Le résultat : la ZimaBoard 2 ne remplace pas en miniature un serveur en rack doté de nombreux cœurs. Sa force réside dans l’association d’un fonctionnement silencieux, de deux connexions réseau 2,5 GbE, d’un stockage SATA direct et d’une extension PCIe ouverte, le tout dans un petit système x86 auquel on peut attribuer un rôle bien défini de serveur domestique.
De la ZimaBoard d’origine à un nouveau nœud de laboratoire domestique
Koroma Tech commence par un contexte utile sur le long terme. Il possède déjà deux systèmes ZimaBoard 832 d’origine et les a utilisés comme pare-feu, serveur Docker et matériel général pour son laboratoire domestique. Il prévoit de réutiliser ces anciennes cartes dans un cluster Proxmox ; son test de la ZimaBoard 2 repose donc sur une expérience concrète plutôt que sur une première découverte de cette catégorie de produits.

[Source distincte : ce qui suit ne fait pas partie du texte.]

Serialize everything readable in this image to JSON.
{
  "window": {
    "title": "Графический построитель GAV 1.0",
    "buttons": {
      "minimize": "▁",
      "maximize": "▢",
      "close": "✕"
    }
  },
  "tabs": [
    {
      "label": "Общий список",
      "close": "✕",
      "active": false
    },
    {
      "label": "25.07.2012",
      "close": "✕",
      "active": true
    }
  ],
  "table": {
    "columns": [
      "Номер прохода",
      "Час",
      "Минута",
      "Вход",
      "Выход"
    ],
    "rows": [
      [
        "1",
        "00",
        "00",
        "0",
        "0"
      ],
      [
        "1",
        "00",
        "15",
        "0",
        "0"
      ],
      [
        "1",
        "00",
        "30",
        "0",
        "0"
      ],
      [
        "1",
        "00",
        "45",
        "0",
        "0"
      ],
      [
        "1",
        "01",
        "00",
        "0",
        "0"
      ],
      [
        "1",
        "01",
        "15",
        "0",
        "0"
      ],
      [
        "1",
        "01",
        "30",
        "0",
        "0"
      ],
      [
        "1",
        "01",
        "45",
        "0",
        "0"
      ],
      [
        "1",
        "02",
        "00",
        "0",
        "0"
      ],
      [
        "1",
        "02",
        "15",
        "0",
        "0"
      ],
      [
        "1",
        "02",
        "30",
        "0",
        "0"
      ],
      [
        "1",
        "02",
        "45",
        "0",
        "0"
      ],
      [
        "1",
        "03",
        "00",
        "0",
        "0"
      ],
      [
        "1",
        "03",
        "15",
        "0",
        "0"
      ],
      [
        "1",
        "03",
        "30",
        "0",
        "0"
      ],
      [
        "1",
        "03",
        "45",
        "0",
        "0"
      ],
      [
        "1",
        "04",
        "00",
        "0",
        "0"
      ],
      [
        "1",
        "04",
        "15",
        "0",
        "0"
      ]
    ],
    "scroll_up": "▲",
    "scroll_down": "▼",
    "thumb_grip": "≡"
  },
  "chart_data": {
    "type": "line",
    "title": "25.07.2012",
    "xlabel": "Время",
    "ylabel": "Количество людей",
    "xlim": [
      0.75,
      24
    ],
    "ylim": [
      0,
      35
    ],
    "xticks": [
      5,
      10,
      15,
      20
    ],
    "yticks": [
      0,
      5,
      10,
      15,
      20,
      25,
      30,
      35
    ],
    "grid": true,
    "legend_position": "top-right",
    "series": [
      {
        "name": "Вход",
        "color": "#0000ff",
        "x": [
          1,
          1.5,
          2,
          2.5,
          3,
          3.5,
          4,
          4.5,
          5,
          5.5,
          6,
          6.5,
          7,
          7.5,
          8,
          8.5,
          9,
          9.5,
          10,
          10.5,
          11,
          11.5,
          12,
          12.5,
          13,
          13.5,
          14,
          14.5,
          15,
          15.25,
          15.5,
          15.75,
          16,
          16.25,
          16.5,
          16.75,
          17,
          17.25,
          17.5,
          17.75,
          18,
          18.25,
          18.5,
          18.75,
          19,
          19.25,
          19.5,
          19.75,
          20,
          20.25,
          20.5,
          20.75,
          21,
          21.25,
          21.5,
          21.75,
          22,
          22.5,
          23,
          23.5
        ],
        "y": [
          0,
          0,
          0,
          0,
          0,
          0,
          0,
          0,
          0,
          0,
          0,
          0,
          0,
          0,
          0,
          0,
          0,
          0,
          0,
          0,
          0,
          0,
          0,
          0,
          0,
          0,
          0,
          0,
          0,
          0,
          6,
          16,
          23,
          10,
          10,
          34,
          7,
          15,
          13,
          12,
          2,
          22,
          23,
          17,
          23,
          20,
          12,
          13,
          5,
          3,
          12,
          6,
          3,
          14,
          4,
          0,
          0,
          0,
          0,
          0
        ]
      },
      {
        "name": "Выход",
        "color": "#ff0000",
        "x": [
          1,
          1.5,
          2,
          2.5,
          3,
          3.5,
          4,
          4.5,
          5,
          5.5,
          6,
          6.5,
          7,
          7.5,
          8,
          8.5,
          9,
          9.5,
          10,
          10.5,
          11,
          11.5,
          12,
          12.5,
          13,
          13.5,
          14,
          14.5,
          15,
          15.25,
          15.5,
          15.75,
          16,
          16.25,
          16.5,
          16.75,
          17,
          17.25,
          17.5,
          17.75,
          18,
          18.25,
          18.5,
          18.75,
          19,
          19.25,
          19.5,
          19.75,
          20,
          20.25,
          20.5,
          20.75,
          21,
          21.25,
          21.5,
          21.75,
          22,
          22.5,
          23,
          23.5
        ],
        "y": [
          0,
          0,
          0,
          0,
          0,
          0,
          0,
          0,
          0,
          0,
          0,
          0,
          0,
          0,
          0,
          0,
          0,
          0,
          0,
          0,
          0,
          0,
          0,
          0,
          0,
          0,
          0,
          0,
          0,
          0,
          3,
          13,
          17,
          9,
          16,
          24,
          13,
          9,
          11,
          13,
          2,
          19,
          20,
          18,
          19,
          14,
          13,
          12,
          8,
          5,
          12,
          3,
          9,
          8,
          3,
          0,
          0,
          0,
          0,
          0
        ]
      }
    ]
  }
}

La nouvelle carte conserve son design compact en aluminium sans ventilateur, tout en modernisant le processeur, la mémoire, le réseau et les possibilités d’extension. Koroma Tech prévoit d’utiliser l’unité reçue pour le test comme serveur de développement NixOS dédié dans son laboratoire domestique, un rôle qui correspond aux atouts de la plateforme : fonctionnement silencieux, disponibilité continue, compatibilité Linux et possibilités d’extension suffisantes pour ajouter du stockage ou des interfaces adaptées à chaque projet.
Cette utilisation prévue sert également de fil conducteur au reste du test. Plutôt que de se demander si la carte remporte les benchmarks synthétiques de bureau, il cherche à savoir si elle peut servir d’hôte d’applications pratique, d’hyperviseur léger ou de NAS compact.
Ce que le matériel du ZimaBoard 2 est conçu pour gérer
Le mini-serveur domestique ZimaBoard 2 repose sur un processeur Intel N150. Intel présente le N150 comme un processeur à quatre cœurs et quatre threads, avec une fréquence turbo maximale de 3,6 GHz et une puissance de base de 6 W, dans ses spécifications officielles.
Koroma Tech teste le modèle doté de 16 Go de mémoire et de 64 Go d’eMMC. La configuration plus petite utilise 8 Go de mémoire et 32 Go de stockage eMMC. Le processeur est identique : le modèle supérieur ne devient donc pas un serveur de calcul doté de davantage de cœurs. En revanche, la mémoire supplémentaire laisse plus de marge aux conteneurs, aux applications et à la virtualisation limitée.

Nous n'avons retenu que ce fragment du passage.